Here is what I changed it to or it has set values or the check boxes ticked but always the ones which aren't to be either or.
Thanks for everyone's help!
<?php
session_start();
include "connection.php";
if(!isset($_SESSION["username"])){
header("Location: login.php");
}
if(isset($_POST["search"])){
$search = $_POST["search"];
}
if(isset($_POST["vegetarian"])){
$vegetarian = 1;
}
else{
$vegetarian = " ";
}
if(isset($_POST["vegan"])){
$vegan = 1;
}
else{
$vegan = " " ;
}
if(isset($_POST["coeliac"])){
$coeliac = 1;
}
else{
$coeliac = " " ;
}
if(isset($_POST["nutFree"])){
$nutFree = 1;
}
else{
$nutFree = " ";
}
$sql = "SELECT * FROM products WHERE (vegan = '$vegan' or vegan = 1 xor 0) and (nutFree = '$nutFree' or nutFree = 1 xor 0) and (vegetarian = '$vegetarian' or vegetarian = 1 xor 0) and (coeliac = '$coeliac' or coeliac = 1 xor 0)";
$result = mysqli_query($con, $sql);
while($row = mysqli_fetch_assoc($result)){
echo $row ["name"];
}
PHP's NULL have no significance when converted to a string (the SQL query), they will evaluate to empty and your query will look like nutFree = '' and vegetarian = '' and coeliac = ''.
If those fields are 0 in the database, you must set the variables to 0 then.

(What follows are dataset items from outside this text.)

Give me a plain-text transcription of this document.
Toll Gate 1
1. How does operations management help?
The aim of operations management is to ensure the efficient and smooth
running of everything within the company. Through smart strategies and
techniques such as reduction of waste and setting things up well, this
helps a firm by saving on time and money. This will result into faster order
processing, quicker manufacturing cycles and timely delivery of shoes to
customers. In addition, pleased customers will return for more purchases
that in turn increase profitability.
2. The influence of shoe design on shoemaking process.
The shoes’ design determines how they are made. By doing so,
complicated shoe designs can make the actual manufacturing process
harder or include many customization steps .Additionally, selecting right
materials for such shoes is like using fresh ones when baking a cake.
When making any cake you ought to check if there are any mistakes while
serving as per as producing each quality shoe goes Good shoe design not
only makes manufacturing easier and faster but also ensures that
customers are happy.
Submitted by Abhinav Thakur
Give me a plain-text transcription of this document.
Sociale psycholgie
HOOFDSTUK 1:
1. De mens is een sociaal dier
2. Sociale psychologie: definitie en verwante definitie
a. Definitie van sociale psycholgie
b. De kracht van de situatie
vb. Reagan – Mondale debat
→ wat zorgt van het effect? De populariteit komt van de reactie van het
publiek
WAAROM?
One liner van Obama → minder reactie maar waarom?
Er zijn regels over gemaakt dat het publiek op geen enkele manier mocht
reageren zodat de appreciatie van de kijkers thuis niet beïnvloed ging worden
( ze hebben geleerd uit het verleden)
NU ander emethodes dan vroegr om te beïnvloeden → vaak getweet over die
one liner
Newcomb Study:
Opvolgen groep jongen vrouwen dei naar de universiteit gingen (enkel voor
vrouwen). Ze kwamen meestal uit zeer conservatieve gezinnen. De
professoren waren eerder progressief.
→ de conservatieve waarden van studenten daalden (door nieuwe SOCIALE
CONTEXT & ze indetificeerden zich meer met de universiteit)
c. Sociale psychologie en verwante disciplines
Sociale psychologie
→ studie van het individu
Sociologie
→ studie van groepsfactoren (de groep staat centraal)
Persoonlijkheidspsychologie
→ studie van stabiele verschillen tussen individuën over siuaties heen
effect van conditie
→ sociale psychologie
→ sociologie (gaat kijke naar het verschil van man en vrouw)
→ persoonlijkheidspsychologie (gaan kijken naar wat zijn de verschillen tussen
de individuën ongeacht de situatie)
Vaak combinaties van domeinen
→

On a second case, if they are NULL in the database, you must change both your query and the way you define NULL here.
First, those string wrappers should go away. You don't need them for numbers anyway, those are supposed to wrap strings only:
$sql = "SELECT * FROM products WHERE vegan = $vegan and nutFree = $nutFree and vegetarian = $vegetarian and coeliac = $coeliac";
And then instead of setting the variables to NULL, you will set them to the string "NULL".
$nutFree = "NULL";
This will make NULL show on the SQL query as its expected to.